No, I haven't scott, but it looks handy. When I was doing TV repair at the component level, (really dating myself here:)) we had a home made product called the "octopus" that was a curve tracer that used in conjunction with an oscilloscope for a readout device was extremely useful for testing semi-conductors while they were still soldered in to the circuit. It was also very good for testing leaky capacitors or other intermittent components. But these types of things are far more than what is needed to fix simple problems. All you need is a good multimeter and a little understanding of how to use it. I bought my first one when I was 12. Saved up the money and plunked it down on the counter at Reed Radio in Springfield, Mo. I still have it 48 years later. I think I gave about $7 for it. I is an RCA WV516A. it was actually made by a company called Viz and branded RCA. Yes I try to take care of my tools:) Somehow that little simple analog multimeter has survived all this time.
 
   / Rat Disaster.
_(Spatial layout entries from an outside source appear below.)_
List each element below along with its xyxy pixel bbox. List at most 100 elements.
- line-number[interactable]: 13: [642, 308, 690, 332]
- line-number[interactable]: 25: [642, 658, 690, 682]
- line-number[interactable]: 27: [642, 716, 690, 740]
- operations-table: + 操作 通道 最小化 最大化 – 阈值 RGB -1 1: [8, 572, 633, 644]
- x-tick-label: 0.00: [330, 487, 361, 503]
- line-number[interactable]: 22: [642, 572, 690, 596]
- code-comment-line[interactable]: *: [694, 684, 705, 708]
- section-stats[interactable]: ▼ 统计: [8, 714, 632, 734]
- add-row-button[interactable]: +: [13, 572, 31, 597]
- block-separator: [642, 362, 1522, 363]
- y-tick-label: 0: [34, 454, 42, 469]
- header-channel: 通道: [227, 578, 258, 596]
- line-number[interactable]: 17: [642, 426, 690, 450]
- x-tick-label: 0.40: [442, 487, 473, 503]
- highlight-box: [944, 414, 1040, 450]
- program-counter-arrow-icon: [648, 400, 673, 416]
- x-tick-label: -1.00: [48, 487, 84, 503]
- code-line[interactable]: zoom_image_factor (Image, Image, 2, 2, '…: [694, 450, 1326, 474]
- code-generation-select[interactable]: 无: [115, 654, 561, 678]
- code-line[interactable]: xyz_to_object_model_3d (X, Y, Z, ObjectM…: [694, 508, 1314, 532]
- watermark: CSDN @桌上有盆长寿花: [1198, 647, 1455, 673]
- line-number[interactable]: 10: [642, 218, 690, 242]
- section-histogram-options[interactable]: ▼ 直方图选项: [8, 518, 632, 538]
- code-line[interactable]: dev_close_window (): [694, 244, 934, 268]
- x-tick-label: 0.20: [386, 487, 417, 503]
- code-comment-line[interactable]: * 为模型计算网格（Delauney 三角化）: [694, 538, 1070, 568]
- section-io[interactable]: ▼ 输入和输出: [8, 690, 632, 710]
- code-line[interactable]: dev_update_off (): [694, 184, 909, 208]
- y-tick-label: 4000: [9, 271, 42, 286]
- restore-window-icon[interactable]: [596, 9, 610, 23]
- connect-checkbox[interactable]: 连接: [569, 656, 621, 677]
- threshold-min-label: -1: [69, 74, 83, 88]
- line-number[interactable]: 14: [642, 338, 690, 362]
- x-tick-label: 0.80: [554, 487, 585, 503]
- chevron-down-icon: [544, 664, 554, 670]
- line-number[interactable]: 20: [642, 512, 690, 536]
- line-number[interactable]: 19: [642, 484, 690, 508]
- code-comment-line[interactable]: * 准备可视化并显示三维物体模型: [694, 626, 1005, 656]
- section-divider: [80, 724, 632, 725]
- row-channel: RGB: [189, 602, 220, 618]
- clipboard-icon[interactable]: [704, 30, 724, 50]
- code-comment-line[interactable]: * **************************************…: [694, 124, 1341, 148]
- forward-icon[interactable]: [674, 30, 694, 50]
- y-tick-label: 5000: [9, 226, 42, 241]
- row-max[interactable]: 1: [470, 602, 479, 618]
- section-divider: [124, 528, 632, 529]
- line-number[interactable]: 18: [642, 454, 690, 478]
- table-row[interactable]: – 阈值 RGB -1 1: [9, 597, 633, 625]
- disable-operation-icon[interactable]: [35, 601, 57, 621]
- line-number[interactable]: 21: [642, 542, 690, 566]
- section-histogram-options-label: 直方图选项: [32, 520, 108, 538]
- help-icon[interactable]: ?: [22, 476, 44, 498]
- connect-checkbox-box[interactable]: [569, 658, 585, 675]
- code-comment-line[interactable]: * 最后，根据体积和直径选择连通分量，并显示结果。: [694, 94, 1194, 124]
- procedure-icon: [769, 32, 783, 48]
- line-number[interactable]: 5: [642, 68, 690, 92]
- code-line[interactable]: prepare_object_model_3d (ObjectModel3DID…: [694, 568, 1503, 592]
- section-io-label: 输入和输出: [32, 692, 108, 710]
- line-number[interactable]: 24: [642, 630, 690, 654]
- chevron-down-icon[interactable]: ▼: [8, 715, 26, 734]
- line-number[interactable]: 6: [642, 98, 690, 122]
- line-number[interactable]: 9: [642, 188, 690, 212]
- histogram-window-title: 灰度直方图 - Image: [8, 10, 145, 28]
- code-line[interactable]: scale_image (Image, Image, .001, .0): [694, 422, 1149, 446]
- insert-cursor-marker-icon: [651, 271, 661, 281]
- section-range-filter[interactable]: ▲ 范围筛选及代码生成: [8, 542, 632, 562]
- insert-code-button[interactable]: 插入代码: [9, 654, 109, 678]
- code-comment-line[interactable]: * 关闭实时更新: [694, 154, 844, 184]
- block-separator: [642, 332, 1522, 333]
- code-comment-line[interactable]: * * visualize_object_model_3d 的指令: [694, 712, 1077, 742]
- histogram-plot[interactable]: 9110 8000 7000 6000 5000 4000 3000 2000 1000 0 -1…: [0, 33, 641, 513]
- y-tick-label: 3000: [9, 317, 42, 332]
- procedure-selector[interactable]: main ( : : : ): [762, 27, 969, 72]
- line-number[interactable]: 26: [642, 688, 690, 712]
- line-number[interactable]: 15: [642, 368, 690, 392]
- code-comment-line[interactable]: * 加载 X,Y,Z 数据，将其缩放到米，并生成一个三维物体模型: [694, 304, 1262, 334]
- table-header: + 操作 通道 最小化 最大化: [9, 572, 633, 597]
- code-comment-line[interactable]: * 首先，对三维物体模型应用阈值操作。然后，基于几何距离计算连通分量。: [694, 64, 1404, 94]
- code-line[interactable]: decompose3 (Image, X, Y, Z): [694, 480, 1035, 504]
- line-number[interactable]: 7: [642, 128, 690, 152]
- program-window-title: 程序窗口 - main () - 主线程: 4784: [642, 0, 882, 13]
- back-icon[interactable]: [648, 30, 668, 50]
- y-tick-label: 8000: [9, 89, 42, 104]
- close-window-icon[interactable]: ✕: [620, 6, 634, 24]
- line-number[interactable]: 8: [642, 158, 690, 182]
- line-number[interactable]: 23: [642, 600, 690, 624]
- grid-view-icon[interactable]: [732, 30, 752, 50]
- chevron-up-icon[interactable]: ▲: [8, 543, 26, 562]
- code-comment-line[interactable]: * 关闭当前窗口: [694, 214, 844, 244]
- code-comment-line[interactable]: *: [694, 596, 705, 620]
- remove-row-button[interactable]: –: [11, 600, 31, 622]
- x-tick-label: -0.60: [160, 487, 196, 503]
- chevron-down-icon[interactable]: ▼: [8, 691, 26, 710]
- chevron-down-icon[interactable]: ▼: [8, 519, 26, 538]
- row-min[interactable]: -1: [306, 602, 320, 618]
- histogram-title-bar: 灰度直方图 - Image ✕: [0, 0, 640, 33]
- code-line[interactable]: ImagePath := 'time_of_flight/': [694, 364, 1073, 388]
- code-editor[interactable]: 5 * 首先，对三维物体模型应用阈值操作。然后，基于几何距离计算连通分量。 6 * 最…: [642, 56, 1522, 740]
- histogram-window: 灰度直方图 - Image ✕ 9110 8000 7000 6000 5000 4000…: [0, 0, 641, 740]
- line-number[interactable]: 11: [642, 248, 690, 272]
Need Electrical Help. #85  
Not a thing wrong with crimped butt splices such as T&B, Stakon etc. Most people butcher them up with the wrong crimper or wrongly sized crimps for the wire. A rat ate through my old wiring on my previous Kioti in the same spot as yours. I've put butt splices on 750MCM HV cable......need to use a hydraulic crimper for those. :D
I got lax again and a year later the rats hit the same area. I now use those poison green balls the size of Trix cereal. Put them where the raccoons can't get to them because them seem to love them. On my old tractor I would leave the dash loose and open. On the new tractor I leave the hood open when I leave the property. I also found those $40 rat zapper traps very effective.
 
   / Rat Disaster. Need Electrical Help. #86  
If they wouldn't make wire insulation nowadays out of soy based materiel's (basically rat food) we would not have all of these incidents of rat and squirrel damage to automotive wiring. It is almost an epidemic of rodent caused damage. The unintended consequences of the "green revolution".